3 Replies Latest reply on Sep 2, 2013 5:40 AM by C.Cyrille

    Fast & Easy Migrate GPO Package to Landesk

    C.Cyrille Rookie

      Hi everybody,

       

      We use LDMS 9.0 SP3, we try to find an easy and fast solution to migrate our 1000+ GPO (user-based) package script to Landesk.

      Our GPO are .msi who are execute a .cmd script on network with custom actions parameters

      We can migrate .msi in Landesk but there is a problem with admin rights :

       

      In case of GPO, at execution of .msi at the opening session of the user, there is no admin rights problem because there is an auto elevation of the user to admin right. So, the script can execute setup, modify file of system, change ACL on directory, delete icon in alluser directory, etc …

       

      In case of .msi transferred to Landesk, there is two choice to execute .msi : Execute with Landesk Admin account, or User logged in :

      If we choose User logged in, script fail to execute setup, change ACL, access to alluserdirectory, etc …

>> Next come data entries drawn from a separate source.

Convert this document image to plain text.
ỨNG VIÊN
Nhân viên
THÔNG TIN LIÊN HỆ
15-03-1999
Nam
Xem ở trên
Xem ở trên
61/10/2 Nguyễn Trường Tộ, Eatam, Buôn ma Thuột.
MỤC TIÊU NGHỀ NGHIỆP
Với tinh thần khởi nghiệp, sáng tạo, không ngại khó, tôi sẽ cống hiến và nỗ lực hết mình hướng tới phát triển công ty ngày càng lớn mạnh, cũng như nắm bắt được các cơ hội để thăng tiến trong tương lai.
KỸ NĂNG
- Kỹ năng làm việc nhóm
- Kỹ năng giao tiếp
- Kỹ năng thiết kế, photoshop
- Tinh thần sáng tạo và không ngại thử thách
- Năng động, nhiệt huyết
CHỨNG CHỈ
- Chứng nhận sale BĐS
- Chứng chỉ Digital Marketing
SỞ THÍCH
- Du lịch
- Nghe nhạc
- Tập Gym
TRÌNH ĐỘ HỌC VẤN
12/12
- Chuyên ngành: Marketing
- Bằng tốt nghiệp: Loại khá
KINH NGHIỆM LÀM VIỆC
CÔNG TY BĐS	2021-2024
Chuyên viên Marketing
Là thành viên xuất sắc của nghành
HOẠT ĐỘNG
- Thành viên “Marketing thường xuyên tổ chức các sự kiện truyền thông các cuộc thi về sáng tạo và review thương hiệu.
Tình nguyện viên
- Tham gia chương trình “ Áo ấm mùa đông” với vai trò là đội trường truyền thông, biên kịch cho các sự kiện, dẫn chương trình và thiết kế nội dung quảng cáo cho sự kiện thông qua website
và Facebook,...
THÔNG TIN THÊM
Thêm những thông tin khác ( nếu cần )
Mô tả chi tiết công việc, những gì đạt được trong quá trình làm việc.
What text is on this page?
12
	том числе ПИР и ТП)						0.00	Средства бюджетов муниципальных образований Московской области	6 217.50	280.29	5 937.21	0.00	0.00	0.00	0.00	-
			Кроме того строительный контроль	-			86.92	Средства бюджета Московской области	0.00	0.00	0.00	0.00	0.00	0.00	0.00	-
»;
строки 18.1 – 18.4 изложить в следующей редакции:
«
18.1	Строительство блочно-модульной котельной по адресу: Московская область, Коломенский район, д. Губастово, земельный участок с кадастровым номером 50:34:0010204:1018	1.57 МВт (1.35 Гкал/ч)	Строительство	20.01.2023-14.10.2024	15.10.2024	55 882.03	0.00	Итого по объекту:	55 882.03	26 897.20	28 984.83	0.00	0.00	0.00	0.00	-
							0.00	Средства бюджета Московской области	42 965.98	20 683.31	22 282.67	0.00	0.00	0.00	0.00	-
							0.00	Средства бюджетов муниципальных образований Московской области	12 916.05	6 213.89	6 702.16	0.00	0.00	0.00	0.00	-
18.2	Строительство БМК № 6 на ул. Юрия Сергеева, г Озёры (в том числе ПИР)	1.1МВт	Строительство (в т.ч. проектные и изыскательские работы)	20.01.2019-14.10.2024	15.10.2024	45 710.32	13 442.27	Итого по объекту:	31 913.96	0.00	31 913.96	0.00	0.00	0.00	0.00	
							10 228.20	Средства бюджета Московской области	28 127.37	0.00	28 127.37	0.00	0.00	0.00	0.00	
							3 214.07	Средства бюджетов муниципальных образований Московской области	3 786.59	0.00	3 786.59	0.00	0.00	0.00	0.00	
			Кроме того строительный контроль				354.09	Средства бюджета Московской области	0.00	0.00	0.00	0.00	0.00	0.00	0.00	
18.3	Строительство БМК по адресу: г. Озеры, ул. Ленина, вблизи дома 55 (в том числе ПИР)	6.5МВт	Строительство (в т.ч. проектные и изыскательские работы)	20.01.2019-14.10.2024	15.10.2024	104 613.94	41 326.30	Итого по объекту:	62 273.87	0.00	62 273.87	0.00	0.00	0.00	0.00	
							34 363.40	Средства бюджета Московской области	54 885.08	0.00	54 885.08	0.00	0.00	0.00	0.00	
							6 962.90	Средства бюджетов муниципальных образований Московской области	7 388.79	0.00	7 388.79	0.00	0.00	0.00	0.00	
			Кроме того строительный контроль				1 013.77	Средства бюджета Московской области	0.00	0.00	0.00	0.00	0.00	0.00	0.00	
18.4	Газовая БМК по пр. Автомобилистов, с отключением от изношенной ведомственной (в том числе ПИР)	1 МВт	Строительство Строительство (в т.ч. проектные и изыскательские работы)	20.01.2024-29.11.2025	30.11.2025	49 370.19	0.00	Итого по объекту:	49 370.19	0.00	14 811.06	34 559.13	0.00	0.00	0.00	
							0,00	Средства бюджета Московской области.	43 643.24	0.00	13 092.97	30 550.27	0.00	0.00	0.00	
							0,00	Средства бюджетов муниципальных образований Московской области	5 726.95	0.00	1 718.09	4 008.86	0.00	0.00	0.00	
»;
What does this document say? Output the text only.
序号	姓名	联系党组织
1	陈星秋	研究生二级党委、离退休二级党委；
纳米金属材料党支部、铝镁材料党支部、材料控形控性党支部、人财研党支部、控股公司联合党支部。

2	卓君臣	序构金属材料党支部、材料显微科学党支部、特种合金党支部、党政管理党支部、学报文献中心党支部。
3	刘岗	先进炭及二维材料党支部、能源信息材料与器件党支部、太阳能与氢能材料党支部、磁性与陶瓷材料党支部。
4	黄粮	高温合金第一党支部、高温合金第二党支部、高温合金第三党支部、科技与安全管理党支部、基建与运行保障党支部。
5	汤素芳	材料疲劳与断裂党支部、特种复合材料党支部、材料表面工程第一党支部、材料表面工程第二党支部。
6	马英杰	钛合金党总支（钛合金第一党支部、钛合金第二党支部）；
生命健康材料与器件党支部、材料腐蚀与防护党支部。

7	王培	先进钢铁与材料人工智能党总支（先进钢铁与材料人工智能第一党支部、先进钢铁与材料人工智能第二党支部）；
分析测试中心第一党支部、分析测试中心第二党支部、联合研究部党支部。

      If we choose Landesk Admin account, variable %USERNAME%,  %USERPROFILE%, %APPDATA%, network share, etc … are wrong.

       

      Rewrite every script to separate the part to execute by admin account, and part to execute by logged user is real time killer. (remind 1000+ script of ten years history and probability to make script errors).

       

      I’m looking for an easy solution to promote temporary admin, user who are executing the .msi transferred to Landesk like MakeMeAdmin (http://blogs.msdn.com/b/aaron_margosis/archive/2004/07/24/193721.aspx) but I loose silent install … and user need to know admin local password.

       

      Other way is to force %USERNAME%, %USERPROFILE , etc … when executing package by Landesk Admin Account by how easy automatising this?

       

      Do you have and idea? Thanks.

        • 1. Re: Fast & Easy Migrate GPO Package to Landesk
          Apprentice

          The LANDesk health check script will probably meet your need. It will run as the computer SYSTEM context during startup.

           

          http://community.landesk.com/support/docs/DOC-23053

           

          or, assign the advance agent MSI to the GPO (I don't recommend this option).

          • 2. Re: Fast & Easy Migrate GPO Package to Landesk
            synsa Specialist

            From your post I gather that you are migrating your distribution packages from GPO to Landesk and that some of the packages require editing user profile data?

             

            Both Landesk and GPO installs should both be using the SYSTEM account so I guess where I'm confused is, if you are using MSI then it should be installing the same.  Any variables / data changes to APPDATA, USERPROFILE, or HKCU should still be done by the MSI and the ALLUSERS=1 flag.

             

            I guess what I'm trying to understand is have you come up against an issue that your MSI's are no longer working and are just looking for a workaround of temporarily elevating user admin rights?  I have personally never attempted this type of workaround as it shouldn't be necessary.

             

            Let us know and hopefully can help sort the issue instead of forcing a workaround.

            1 of 1 people found this helpful
            • 3. Re: Fast & Easy Migrate GPO Package to Landesk
              C.Cyrille Rookie

              Thanks for answer,

               

              I’m looking for a workaround of temporarily elevating user admin rights.

               

              Our .msi are not real msi. Its “package” made by Windows Installer Wrapper Wizard for execute network script (.cmd).

               

              Here an example of a .cmd :

              - Install Setup from \\network …

              - Remove link in alluser startup menu and desktop

              - Create custom link in logged %username% startup menu

              - Import .reg in HKCU for auto configure application parameters

              - Copy files from network to %appdata% for auto configure applications parameters

              - Make xcals on %programfiles%\application to grant to %username% full access on application directory

              - Etc …

               

              Theses actions cant be executed by a limited user.

               

              I’m looking for launch .msi with admin rights but in the logged user environnement.

              I’m actually testing Psexec, Cpau, Xrunas, etc …but looking for the best “easy” solution.